By M.H. Cavanaugh
Christian Action League
January 9, 2015
Legislative leaders announced on Thursday that they would file a petition for certiorari urging the United States Supreme Court to hear legal arguments for North Carolina’s constitutional marriage amendment, which defines the institution as one man and one woman.
The U.S. Supreme Court sidestepped the issue of gay marriage in October of last year saying they would not take up any of the same sex marriage cases. On appeal before SCOTUS was a decision by the federal 4th Circuit Court of Appeals, which holds jurisdiction over the Tar Heel state, declaring Virginia’s marriage protection amendment as unconstitutional.
The decision by the High Court not to take up any same-sex marriage appeals resulted in quick action by the ACLU asking two federal judges in North Carolina, Chief Justice William Osteen and US District Judge Max Cogburn, to overturn North Carolina’s Marriage Amendment.
Commensurate with the 4th Circuit’s earlier ruling, both Justices Cogburn and Osteen overturned North Carolina’s marriage amendment. But Judge Osteen did grant to legislative leaders (The Senate President Pro-Tempore, Phil Berger (R-Rockingham) and the Speaker of the House, Thom Tillis (R-Mecklenburg) the standing to intervene – something they had filed to do because the state’s attorney general, Roy Cooper, was unwilling to defend the amendment and argued the state should accept the 4th Circuit’s ruling.

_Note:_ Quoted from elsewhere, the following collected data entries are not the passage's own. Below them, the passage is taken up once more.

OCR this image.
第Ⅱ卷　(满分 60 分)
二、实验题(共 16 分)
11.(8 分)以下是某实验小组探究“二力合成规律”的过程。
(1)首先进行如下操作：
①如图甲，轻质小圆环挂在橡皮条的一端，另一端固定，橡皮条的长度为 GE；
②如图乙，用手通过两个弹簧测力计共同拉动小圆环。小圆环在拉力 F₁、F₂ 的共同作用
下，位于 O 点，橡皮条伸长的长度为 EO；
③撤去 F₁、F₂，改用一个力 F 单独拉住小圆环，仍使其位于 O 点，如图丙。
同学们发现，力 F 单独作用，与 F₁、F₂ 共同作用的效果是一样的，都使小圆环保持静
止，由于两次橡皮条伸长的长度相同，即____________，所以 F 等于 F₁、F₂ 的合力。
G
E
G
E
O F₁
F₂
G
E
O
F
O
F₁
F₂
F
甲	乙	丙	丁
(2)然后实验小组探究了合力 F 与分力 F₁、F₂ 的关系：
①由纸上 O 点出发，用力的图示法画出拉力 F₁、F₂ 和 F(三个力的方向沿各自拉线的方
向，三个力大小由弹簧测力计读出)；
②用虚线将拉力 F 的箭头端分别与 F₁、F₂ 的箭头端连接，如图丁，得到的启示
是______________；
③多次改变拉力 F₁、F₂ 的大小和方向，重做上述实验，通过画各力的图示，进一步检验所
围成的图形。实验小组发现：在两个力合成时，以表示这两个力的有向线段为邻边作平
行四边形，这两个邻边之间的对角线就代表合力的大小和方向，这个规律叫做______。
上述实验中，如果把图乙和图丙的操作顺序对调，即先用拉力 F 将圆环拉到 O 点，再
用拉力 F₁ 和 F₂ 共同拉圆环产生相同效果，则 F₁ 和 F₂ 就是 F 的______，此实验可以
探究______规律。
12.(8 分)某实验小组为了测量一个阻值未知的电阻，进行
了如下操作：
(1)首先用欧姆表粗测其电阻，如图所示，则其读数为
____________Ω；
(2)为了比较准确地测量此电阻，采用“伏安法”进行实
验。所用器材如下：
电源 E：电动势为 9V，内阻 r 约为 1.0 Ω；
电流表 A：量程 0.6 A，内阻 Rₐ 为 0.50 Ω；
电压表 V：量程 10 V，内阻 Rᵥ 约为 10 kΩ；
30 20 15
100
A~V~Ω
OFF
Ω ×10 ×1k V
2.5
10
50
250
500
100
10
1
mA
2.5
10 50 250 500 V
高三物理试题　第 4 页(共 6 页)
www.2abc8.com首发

Authorized by legislation that passed in 2013 to intervene, legislative leadership hired a high-powered conservative legal expert, John Eastman, to lead the case in defense of the state’s marriage amendment. Eastman is a former Republican candidate for California office of attorney general, the former dean of Chapman University’s school of law, and chairman of the National Organization for Marriage.
“We’ve said all along North Carolina voters deserve to have their voices heard, and this issue won’t ever be settled until a final decision is made by the U.S. Supreme Court,” said Senate President Pro-Tempore, Phil Berger. “Today’s petition is the most efficient and cost effective way to reach a final resolution.”
Rep. Tim Moore (R-Cleveland), who was elected by the Republican caucus as the Speaker Designee and is expected to step up into former Speaker Thom Tillis’ place when the General Assembly convenes next week, said, “Regardless of where you stand on the ultimate issue, it is important to protect the will of North Carolina voters who overwhelmingly approved a constitutional amendment.”
The U.S. Supreme Court is not expected to be able to continue avoiding a decision on the issue of same sex marriage, as they did in October of 2014. In November of last year, the Sixth Circuit Court of Appeals ruled in favor of Michigan’s marriage protection amendment, upholding marriage amendments in Michigan, Ohio, Kentucky and Tennessee. Some argue that without a ruling from the High Court on same sex marriage the nation will be like a “checkerboard” where same sex couple’s marriages will be legal and illegal as they move across the country.
It takes a vote of at least four justices on the U.S. Supreme Court to decide whether to hear North Carolina’s appeal.